Dans le premier cas, l’investissement de base va être très lourd, de l’ordre de 3.000 à 3.500 € par m2, soit au minimum 1,5 millions d’euros (pour mémoire : la création de l’Aroma Spa de l’Hostellerie Bérard *** à La Cadière d’Azur a nécessité un investissement de 1,6 millions d’euros pour 500 m2). Le Spa hôtelier va bénéficier des services intégrés de l’Hôtel (direction commune, secrétariat, blanchisserie, service entretien et maintenance, …), de la logistique et de la notoriété de l’Hôtel, ce qui va permettre d’optimiser dès la première année le RBE. Autre avantage notoire, l’Hôtel va permettre à son Spa de disposer d’une surface financière que le Spa indépendant n’aura pas. Cependant, compte tenu de l’investissement au départ, à terme, la véritable rentabilité ne va pas se faire sur le bénéfice dégagé par le Spa hôtelier lui-même, mais sur l’augmentation de revenu par chambre de l’hôtel.

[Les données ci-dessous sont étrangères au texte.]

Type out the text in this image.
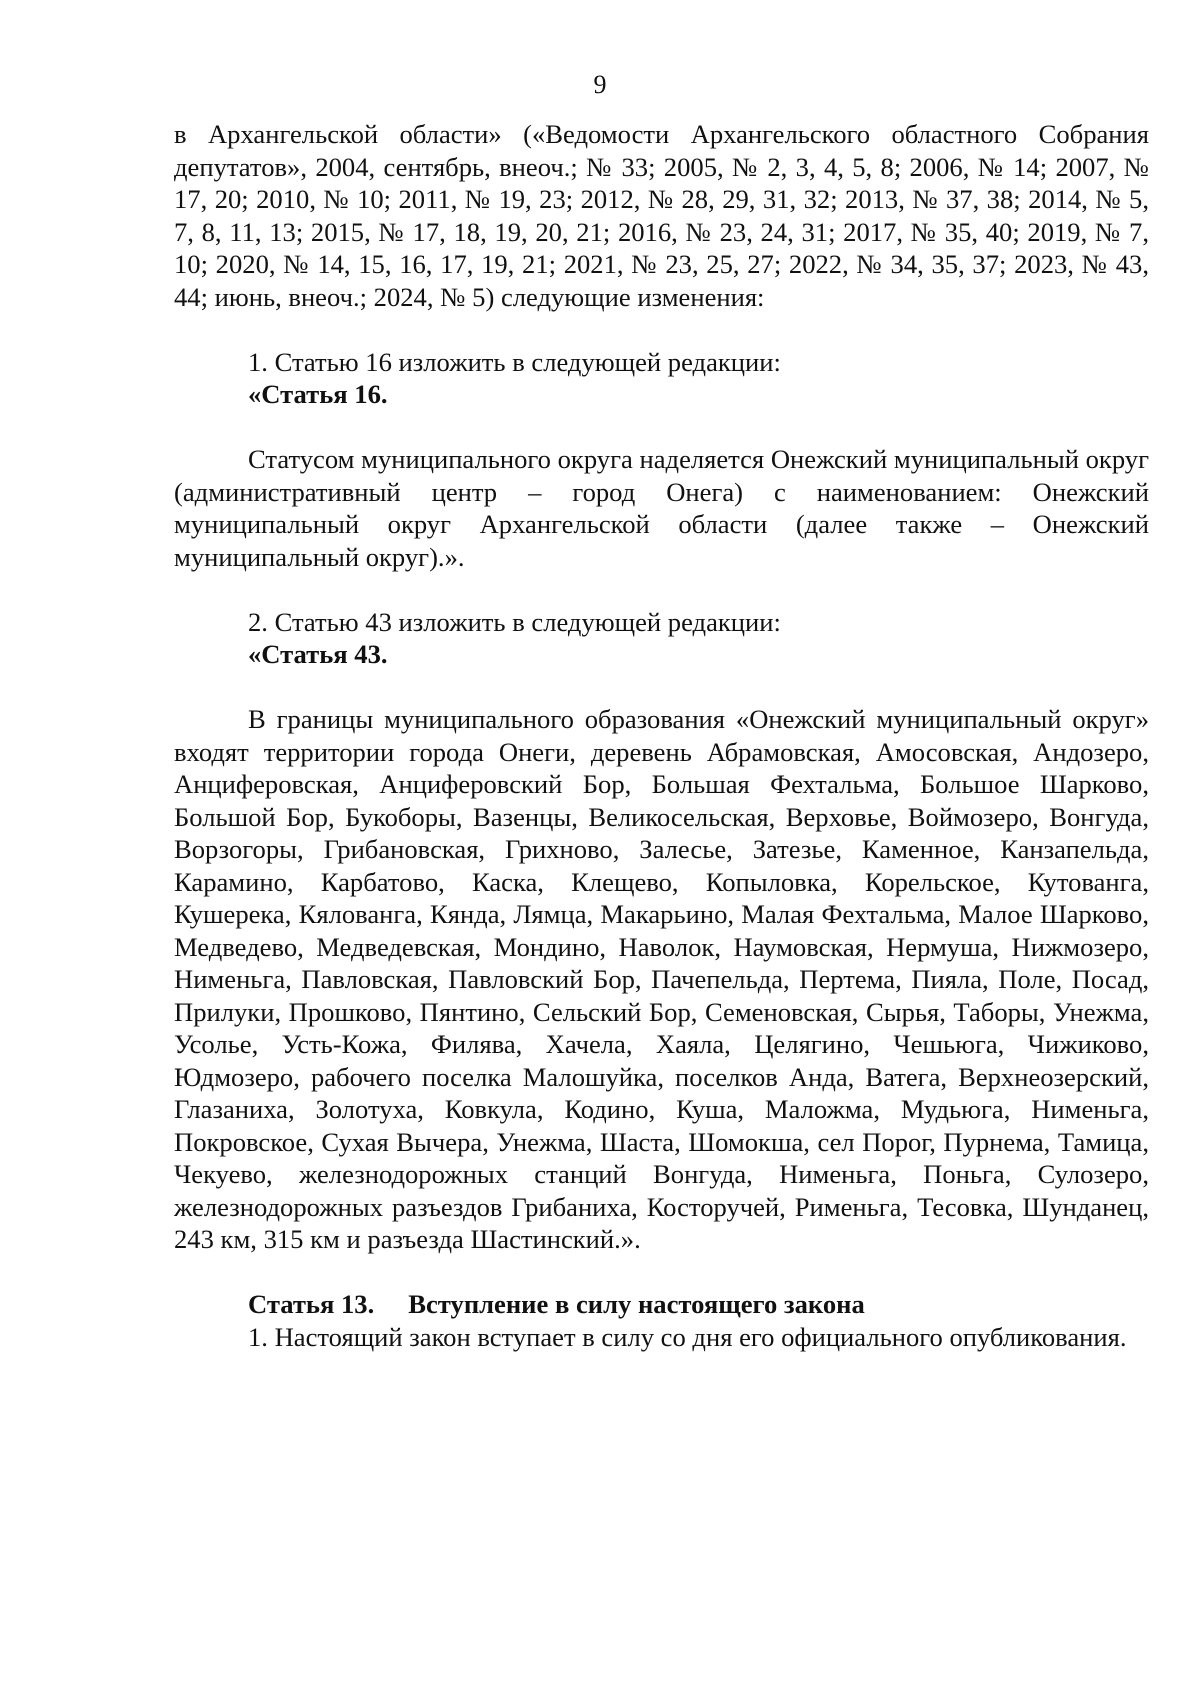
9

в Архангельской области» («Ведомости Архангельского областного Собрания депутатов», 2004, сентябрь, внеоч.; № 33; 2005, № 2, 3, 4, 5, 8; 2006, № 14; 2007, № 17, 20; 2010, № 10; 2011, № 19, 23; 2012, № 28, 29, 31, 32; 2013, № 37, 38; 2014, № 5, 7, 8, 11, 13; 2015, № 17, 18, 19, 20, 21; 2016, № 23, 24, 31; 2017, № 35, 40; 2019, № 7, 10; 2020, № 14, 15, 16, 17, 19, 21; 2021, № 23, 25, 27; 2022, № 34, 35, 37; 2023, № 43, 44; июнь, внеоч.; 2024, № 5) следующие изменения:

1. Статью 16 изложить в следующей редакции:

«Статья 16.

Статусом муниципального округа наделяется Онежский муниципальный округ (административный центр – город Онега) с наименованием: Онежский муниципальный округ Архангельской области (далее также – Онежский муниципальный округ).».

2. Статью 43 изложить в следующей редакции:

«Статья 43.

В границы муниципального образования «Онежский муниципальный округ» входят территории города Онеги, деревень Абрамовская, Амосовская, Андозеро, Анциферовская, Анциферовский Бор, Большая Фехтальма, Большое Шарково, Большой Бор, Букоборы, Вазенцы, Великосельская, Верховье, Воймозеро, Вонгуда, Ворзогоры, Грибановская, Грихново, Залесье, Затезье, Каменное, Канзапельда, Карамино, Карбатово, Каска, Клещево, Копыловка, Корельское, Кутованга, Кушерека, Кялованга, Кянда, Лямца, Макарьино, Малая Фехтальма, Малое Шарково, Медведево, Медведевская, Мондино, Наволок, Наумовская, Нермуша, Нижмозеро, Нименьга, Павловская, Павловский Бор, Пачепельда, Пертема, Пияла, Поле, Посад, Прилуки, Прошково, Пянтино, Сельский Бор, Семеновская, Сырья, Таборы, Унежма, Усолье, Усть-Кожа, Филява, Хачела, Хаяла, Целягино, Чешьюга, Чижиково, Юдмозеро, рабочего поселка Малошуйка, поселков Анда, Ватега, Верхнеозерский, Глазаниха, Золотуха, Ковкула, Кодино, Куша, Маложма, Мудьюга, Нименьга, Покровское, Сухая Вычера, Унежма, Шаста, Шомокша, сел Порог, Пурнема, Тамица, Чекуево, железнодорожных станций Вонгуда, Нименьга, Поньга, Сулозеро, железнодорожных разъездов Грибаниха, Косторучей, Рименьга, Тесовка, Шунданец, 243 км, 315 км и разъезда Шастинский.».

Статья 13. Вступление в силу настоящего закона

1. Настоящий закон вступает в силу со дня его официального опубликования.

Dans le second cas, l’investissement va certes être beaucoup moins lourd, peut-être de l’ordre de 1.700 € le m2, soit 510.000 € pour 300 m2. Mais le Spa va devoir créer et fidéliser lui-même sa clientèle, payer son manager et son personnel et assurer son propre développement marketing. Toutes ces charges d’exploitation vont peser directement sur le résultat, surtout en période de démarrage. Son activité doit monter en charge très rapidement, sans toujours pouvoir disposer des moyens de commercialisation nécessaires.
Or, on constate que certains établissements ne disposent pas au départ de réserves de trésorerie suffisantes pour faire face aux trois premières années quasi nécessaires pour atteindre la vitesse de croisière. D’où la nécessité d’une analyse fine du contexte de chaque création !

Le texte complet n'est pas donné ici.